‘China didn’t warn public of likely pandemic for six key days’
The China Project illustration by Derek Zheng
The Associated Press reports that “the head of China’s National Health Commission, Mǎ Xiǎowěi 马晓伟, laid out a grim assessment” of the COVID-19 epidemic on January 14 in a teleconference with provincial health officials, but that Beijing waited until January 20 to warn the public. The assertion is based on internal documents reviewed by the AP.
In those six days, Wuhan hosted a mass banquet for tens of thousands of people, and tens of millions of people began traveling through for Lunar New Year celebrations.
By January 20, when China first confirmed human-to-human transmission of the coronavirus, and comments by Xí Jìnpíng 习近平 about the virus first appeared in state media, “more than 3,000 people had been infected during almost a week of public silence, according to internal documents obtained by The Associated Press and expert estimates based on retrospective infection data.” The virus had also begun to spread internationally, with the U.S. reporting its first case of infection.
The delay “was neither the first mistake made by Chinese officials at all levels in confronting the outbreak, nor the longest lag, as governments around the world have dragged their feet for weeks and even months in addressing the virus.” But the outbreak may have been better contained during that critical early period.
However, some commentators say that “the Chinese government may have waited on warning the public to stave off hysteria, and that it did act quickly in private during that time.” But that view is not likely to persuade many. In a different report from Reuters, the former head of Britain’s MI6 foreign intelligence service said that “China concealed crucial information about the novel coronavirus outbreak from the rest of the world and so should answer for its deceit.”
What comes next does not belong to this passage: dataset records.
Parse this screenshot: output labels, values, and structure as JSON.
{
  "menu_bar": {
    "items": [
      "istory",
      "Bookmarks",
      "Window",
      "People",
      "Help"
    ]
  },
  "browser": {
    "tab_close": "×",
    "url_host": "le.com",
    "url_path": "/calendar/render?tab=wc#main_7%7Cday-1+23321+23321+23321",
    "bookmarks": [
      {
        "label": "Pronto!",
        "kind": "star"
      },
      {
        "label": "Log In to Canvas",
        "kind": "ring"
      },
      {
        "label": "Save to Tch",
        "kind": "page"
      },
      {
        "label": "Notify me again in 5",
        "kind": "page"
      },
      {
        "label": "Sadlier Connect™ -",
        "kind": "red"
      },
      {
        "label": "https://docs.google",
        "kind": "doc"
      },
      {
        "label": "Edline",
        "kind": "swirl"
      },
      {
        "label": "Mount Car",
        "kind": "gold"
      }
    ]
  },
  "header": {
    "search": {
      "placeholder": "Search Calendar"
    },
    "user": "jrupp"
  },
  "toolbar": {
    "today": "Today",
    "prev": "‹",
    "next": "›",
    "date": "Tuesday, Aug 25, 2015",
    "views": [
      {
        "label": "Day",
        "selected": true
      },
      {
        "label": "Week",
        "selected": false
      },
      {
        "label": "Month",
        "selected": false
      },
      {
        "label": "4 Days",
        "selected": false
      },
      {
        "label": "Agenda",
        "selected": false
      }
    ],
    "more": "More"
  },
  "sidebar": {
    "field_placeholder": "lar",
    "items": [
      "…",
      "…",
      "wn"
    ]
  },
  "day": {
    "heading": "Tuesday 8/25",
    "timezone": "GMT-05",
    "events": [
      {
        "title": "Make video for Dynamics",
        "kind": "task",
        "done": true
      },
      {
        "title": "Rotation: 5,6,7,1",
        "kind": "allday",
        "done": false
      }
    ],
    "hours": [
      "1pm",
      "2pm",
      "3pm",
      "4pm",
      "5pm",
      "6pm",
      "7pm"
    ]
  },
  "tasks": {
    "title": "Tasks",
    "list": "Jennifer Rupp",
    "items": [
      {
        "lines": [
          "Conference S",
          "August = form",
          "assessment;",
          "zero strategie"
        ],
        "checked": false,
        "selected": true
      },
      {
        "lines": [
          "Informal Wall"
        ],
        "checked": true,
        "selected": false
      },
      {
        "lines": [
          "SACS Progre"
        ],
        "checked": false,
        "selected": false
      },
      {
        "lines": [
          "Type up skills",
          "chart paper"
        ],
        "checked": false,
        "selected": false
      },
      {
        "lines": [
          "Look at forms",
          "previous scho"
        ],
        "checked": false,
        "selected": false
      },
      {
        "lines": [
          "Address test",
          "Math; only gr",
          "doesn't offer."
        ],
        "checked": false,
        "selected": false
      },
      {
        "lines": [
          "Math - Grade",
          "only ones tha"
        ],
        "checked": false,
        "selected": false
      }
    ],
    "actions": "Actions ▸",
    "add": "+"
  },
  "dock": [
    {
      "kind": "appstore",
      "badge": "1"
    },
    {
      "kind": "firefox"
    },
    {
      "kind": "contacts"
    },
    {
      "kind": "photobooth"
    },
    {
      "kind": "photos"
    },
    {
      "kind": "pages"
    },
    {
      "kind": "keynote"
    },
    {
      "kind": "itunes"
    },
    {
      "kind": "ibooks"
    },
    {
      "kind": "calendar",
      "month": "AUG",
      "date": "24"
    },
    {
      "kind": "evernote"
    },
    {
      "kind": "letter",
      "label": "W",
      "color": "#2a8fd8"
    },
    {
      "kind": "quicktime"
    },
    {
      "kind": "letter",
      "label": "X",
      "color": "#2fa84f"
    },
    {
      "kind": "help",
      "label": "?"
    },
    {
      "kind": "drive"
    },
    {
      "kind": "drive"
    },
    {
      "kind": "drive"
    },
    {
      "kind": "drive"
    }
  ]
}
Related: a tacit admission that there was a cover-up? “China’s Centres for Disease Control and Prevention should play a stronger role in raising the alarm over disease outbreaks, China’s leading epidemiologist [and loyal Party member] Zhōng Nánshān 钟南山” told the People’s Daily, according to the South China Morning Post:
“The CDC should be granted certain powers, rather than merely being a technical unit to collect and report data…In finding problems, discovering origins of viruses, assessing the severity of contagion, it should have the authority to interpret.”
In a separate development, U.S. Embassy officials visited the now famous Wuhan Institute of Virology several times in January 2018, “and sent two official warnings back to Washington about inadequate safety at the lab, which was conducting risky studies on coronaviruses from bats,” the Washington Post reports. This has “fueled discussions inside the U.S. government” that the Wuhan lab was the source of the virus, “even though conclusive proof has yet to emerge.”